# LED headlights on Audi Le Mans Quattro



## PhotonBoy (Sep 10, 2003)

Unveiled in Frankfurt: the Audi Le Mans Quattro

"...The trapezoidal shape of the Audi 'single-frame' grille is a distinctive feature of the front end, flanked on the right and left by additional large air inlets. Their upper ends are flush with the flat-strip LED headlights, which have clear-glass covers.

LED - these three letters stand for "light-emitting diode" - a technology with confirmed advantages, such as a tenfold reduction in power consumption compared with conventional bulbs, but with a very much longer operating life.

Nor is that all - the LED principle has even more potential for future uses. In a later development stage, LED headlights will enable dynamic cornering beams to be provided by a system that does not use any moving parts.
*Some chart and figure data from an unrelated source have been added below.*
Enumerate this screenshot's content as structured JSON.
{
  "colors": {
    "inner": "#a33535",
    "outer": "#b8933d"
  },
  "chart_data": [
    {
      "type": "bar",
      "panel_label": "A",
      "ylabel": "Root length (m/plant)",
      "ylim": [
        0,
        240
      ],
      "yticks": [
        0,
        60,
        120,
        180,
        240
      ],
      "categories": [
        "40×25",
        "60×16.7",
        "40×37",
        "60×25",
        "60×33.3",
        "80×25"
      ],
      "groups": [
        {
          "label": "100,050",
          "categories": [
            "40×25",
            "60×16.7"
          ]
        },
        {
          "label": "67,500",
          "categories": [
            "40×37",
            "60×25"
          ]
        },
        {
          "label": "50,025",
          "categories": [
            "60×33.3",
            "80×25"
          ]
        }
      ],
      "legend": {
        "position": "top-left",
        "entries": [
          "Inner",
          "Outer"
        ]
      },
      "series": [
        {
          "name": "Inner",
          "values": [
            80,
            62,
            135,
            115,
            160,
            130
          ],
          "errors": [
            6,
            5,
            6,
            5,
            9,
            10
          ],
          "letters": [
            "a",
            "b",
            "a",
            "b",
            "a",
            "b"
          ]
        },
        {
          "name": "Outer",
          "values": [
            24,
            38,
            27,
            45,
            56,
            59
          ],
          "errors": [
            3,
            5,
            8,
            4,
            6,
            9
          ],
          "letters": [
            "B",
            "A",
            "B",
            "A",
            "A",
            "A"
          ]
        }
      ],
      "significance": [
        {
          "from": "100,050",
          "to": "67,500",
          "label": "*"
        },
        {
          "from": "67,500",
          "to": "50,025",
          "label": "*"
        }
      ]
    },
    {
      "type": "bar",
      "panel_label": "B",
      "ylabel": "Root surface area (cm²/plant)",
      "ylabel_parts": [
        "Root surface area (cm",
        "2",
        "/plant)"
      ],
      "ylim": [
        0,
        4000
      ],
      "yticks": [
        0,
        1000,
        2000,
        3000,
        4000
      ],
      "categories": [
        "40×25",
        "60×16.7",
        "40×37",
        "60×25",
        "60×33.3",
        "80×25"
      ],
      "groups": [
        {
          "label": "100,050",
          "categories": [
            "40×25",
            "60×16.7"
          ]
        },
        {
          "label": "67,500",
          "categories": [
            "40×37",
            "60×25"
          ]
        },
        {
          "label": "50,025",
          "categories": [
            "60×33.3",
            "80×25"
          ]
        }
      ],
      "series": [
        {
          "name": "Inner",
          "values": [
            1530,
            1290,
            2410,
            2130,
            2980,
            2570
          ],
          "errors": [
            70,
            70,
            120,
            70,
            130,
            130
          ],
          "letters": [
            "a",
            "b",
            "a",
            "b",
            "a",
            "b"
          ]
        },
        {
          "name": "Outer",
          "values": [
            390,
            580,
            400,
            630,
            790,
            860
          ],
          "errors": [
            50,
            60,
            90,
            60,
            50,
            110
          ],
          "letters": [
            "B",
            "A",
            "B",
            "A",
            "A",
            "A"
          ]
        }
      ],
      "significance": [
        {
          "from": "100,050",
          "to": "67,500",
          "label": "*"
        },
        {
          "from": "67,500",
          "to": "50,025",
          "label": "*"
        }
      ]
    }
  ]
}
By switching additional LED elements on and off electronically, the light beam can be varied in width and direction.

Another LED advantage is that the lighting elements take up less room than conventional ones, so that the designers have more scope for exercising their talent. The 17 cooled light sources on each side are much closer to the transparent cover than is normally the case, and the covers too are of reduced size, so that the entire front end of the car looks more compact and tauter in its styling. The light-emitting diodes for the flashing turn indicators separate the two LED blocks used for the dipped and full headlight beams. The side turn indicator repeaters, housed in the base of the outside mirrors, also use this new technology."

Audi Le Mans Quattro - Large Image


----------



## chamenos (Sep 10, 2003)

i wonder if they got the tint issues worked out /ubbthreads/images/graemlins/smile.gif


----------